Two years later, Moore met Dean Holley. The two moved to Virginia Beach, got married and had two daughters.
The girls who grew up a couple of hours away from Seattle had always wondered if they had siblings somewhere because they were adopted. The Virginia Beach sisters never had reason to think the same way.
“Mom died last year and took it to the grave with her,” Vann said. Her mom’s sister, Sue Hall, also had promised to keep the secret.
But Hall did tell someone, her daughter, Tracey Hall, about the adoption 12 years ago. Tracey was among the cousins who took the DNA tests.
“I figured, if I died someone had to know about this,” said Sue Hall, who lives in Fredericksburg. “Janny was determined to do the best thing for the twins and we always wondered about them. And I always thought that if the twins wanted to find us they would have by now.
“I’m still in shock that this has all happened and I’m glad it did. I think Janny would have been happy about it.”
Harrington said the reunion is making for an already crazy start to 2019.
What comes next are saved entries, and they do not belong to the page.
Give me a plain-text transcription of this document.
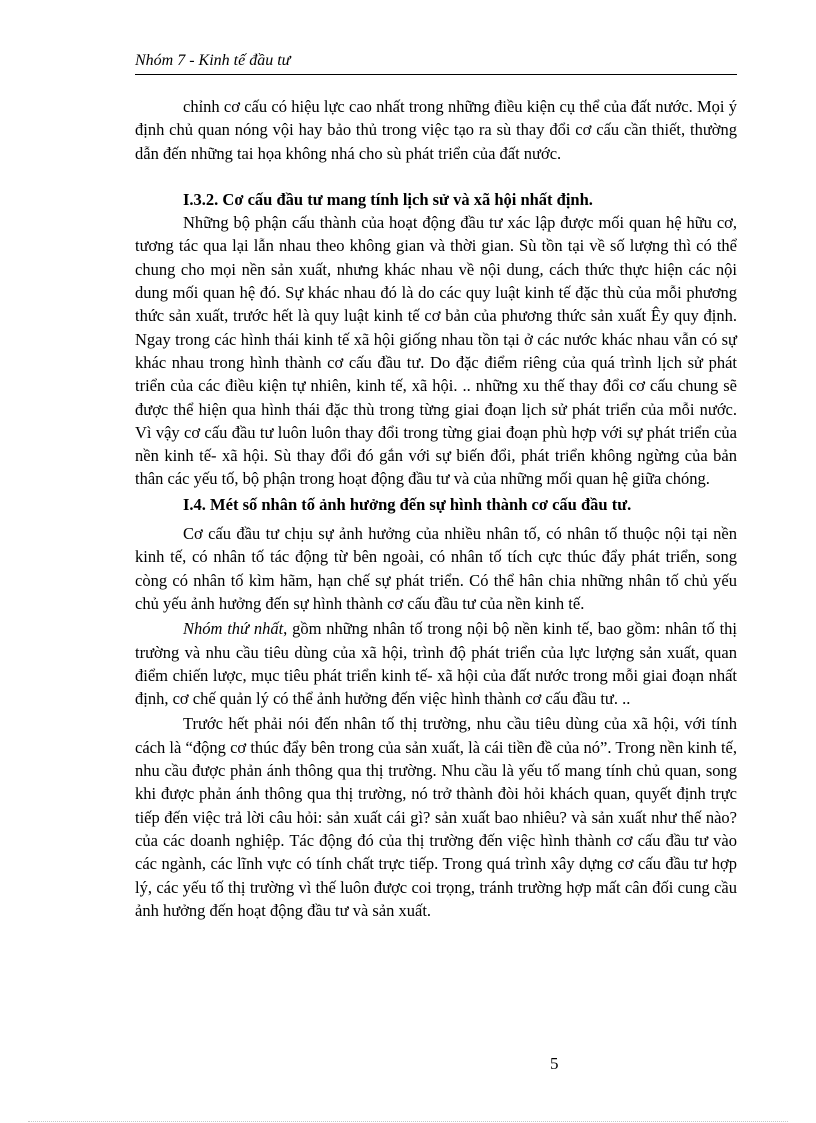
Nhóm 7 - Kinh tế đầu tư

chỉnh cơ cấu có hiệu lực cao nhất trong những điều kiện cụ thể của đất nước. Mọi ý định chủ quan nóng vội hay bảo thủ trong việc tạo ra sù thay đổi cơ cấu cần thiết, thường dẫn đến những tai họa không nhá cho sù phát triển của đất nước.

I.3.2. Cơ cấu đầu tư mang tính lịch sử và xã hội nhất định.

Những bộ phận cấu thành của hoạt động đầu tư xác lập được mối quan hệ hữu cơ, tương tác qua lại lẫn nhau theo không gian và thời gian. Sù tồn tại về số lượng thì có thể chung cho mọi nền sản xuất, nhưng khác nhau về nội dung, cách thức thực hiện các nội dung mối quan hệ đó. Sự khác nhau đó là do các quy luật kinh tế đặc thù của mỗi phương thức sản xuất, trước hết là quy luật kinh tế cơ bản của phương thức sản xuất Êy quy định. Ngay trong các hình thái kinh tế xã hội giống nhau tồn tại ở các nước khác nhau vẫn có sự khác nhau trong hình thành cơ cấu đầu tư. Do đặc điểm riêng của quá trình lịch sử phát triển của các điều kiện tự nhiên, kinh tế, xã hội. .. những xu thế thay đổi cơ cấu chung sẽ được thể hiện qua hình thái đặc thù trong từng giai đoạn lịch sử phát triển của mỗi nước. Vì vậy cơ cấu đầu tư luôn luôn thay đổi trong từng giai đoạn phù hợp với sự phát triển của nền kinh tế- xã hội. Sù thay đổi đó gắn với sự biến đổi, phát triển không ngừng của bản thân các yếu tố, bộ phận trong hoạt động đầu tư và của những mối quan hệ giữa chóng.

I.4. Mét số nhân tố ảnh hưởng đến sự hình thành cơ cấu đầu tư.

Cơ cấu đầu tư chịu sự ảnh hưởng của nhiều nhân tố, có nhân tố thuộc nội tại nền kinh tế, có nhân tố tác động từ bên ngoài, có nhân tố tích cực thúc đẩy phát triển, song còng có nhân tố kìm hãm, hạn chế sự phát triển. Có thể hân chia những nhân tố chủ yếu chủ yếu ảnh hưởng đến sự hình thành cơ cấu đầu tư của nền kinh tế.

Nhóm thứ nhất, gồm những nhân tố trong nội bộ nền kinh tế, bao gồm: nhân tố thị trường và nhu cầu tiêu dùng của xã hội, trình độ phát triển của lực lượng sản xuất, quan điểm chiến lược, mục tiêu phát triển kinh tế- xã hội của đất nước trong mỗi giai đoạn nhất định, cơ chế quản lý có thể ảnh hưởng đến việc hình thành cơ cấu đầu tư. ..

Trước hết phải nói đến nhân tố thị trường, nhu cầu tiêu dùng của xã hội, với tính cách là “động cơ thúc đẩy bên trong của sản xuất, là cái tiền đề của nó”. Trong nền kinh tế, nhu cầu được phản ánh thông qua thị trường. Nhu cầu là yếu tố mang tính chủ quan, song khi được phản ánh thông qua thị trường, nó trở thành đòi hỏi khách quan, quyết định trực tiếp đến việc trả lời câu hỏi: sản xuất cái gì? sản xuất bao nhiêu? và sản xuất như thế nào? của các doanh nghiệp. Tác động đó của thị trường đến việc hình thành cơ cấu đầu tư vào các ngành, các lĩnh vực có tính chất trực tiếp. Trong quá trình xây dựng cơ cấu đầu tư hợp lý, các yếu tố thị trường vì thế luôn được coi trọng, tránh trường hợp mất cân đối cung cầu ảnh hưởng đến hoạt động đầu tư và sản xuất.

5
“I was in Australia for New Year’s Eve and had to have emergency surgery for appendicitis,” said Harrington, who added that her parents had told them they had sisters but knew little else about them. “I get back home and a couple of weeks later it’s like, bang, this all happens.
“Me and Rachelle had a wonderful childhood and upbringing, but we always wondered what our sisters would be like.”
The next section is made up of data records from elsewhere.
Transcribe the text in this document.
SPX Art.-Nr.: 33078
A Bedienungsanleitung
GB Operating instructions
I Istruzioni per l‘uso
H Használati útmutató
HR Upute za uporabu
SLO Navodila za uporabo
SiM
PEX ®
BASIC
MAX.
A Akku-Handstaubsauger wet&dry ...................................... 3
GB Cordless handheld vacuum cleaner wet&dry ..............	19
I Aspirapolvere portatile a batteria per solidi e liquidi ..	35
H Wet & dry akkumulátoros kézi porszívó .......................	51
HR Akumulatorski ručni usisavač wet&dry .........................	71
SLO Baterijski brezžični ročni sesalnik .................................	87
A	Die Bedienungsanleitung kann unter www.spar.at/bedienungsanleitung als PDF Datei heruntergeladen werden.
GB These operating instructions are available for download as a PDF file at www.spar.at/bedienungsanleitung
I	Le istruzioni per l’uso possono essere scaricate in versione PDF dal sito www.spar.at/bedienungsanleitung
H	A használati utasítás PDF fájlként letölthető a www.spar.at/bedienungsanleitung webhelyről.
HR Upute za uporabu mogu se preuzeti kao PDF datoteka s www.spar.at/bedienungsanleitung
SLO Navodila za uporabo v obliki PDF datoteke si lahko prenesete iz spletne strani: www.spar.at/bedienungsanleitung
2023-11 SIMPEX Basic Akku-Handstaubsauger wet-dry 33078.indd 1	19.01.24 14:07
Turns out, despite being half sisters, the four are remarkably similar, and not just when it comes to looks. All have bubbly personalities and similar voices. They’re into fashion and love all things family.
“Both of my children came to the dinner and every time the four of us would laugh they put their hands over their mouths because they couldn’t believe how much we sounded alike,” said Nicoll, 49. “I mean, we were finishing each other’s sentences.
“This has been the biggest gift you can imagine.”
The twins turned 53 and consider their new family one of the best birthday presents they’ve ever received.
“When they told me we had half sisters I stood up and turned white as a ghost,” said Dyer, who, in a twist of fate, moved to Virginia Beach in 2004 with her now ex-husband. “I immediately figured it was Shannon and that meant Lisa, too.”
There are amazing side stories to their reunion.
“My husband’s dad’s birthday is the same as our birth mother’s,” Dyer said. “Our mom had a pilot’s license and my husband’s mom did too.
“All this is mind boggling, but it’s so very wonderful.”
There are no immediate plans for another get-together, which will be tough because three live in Virginia Beach and the other lives in Seattle. They have all vowed, however, to constantly keep in touch.
“Dinner was a great time and we can’t wait to be together again,” Harrington said. “The holidays will be hard for me because I have so much family in Seattle and I know they’ll all be getting together in Virginia Beach.
“Who knows, maybe we can all get together on the Ellen Show. Wouldn’t that be something?”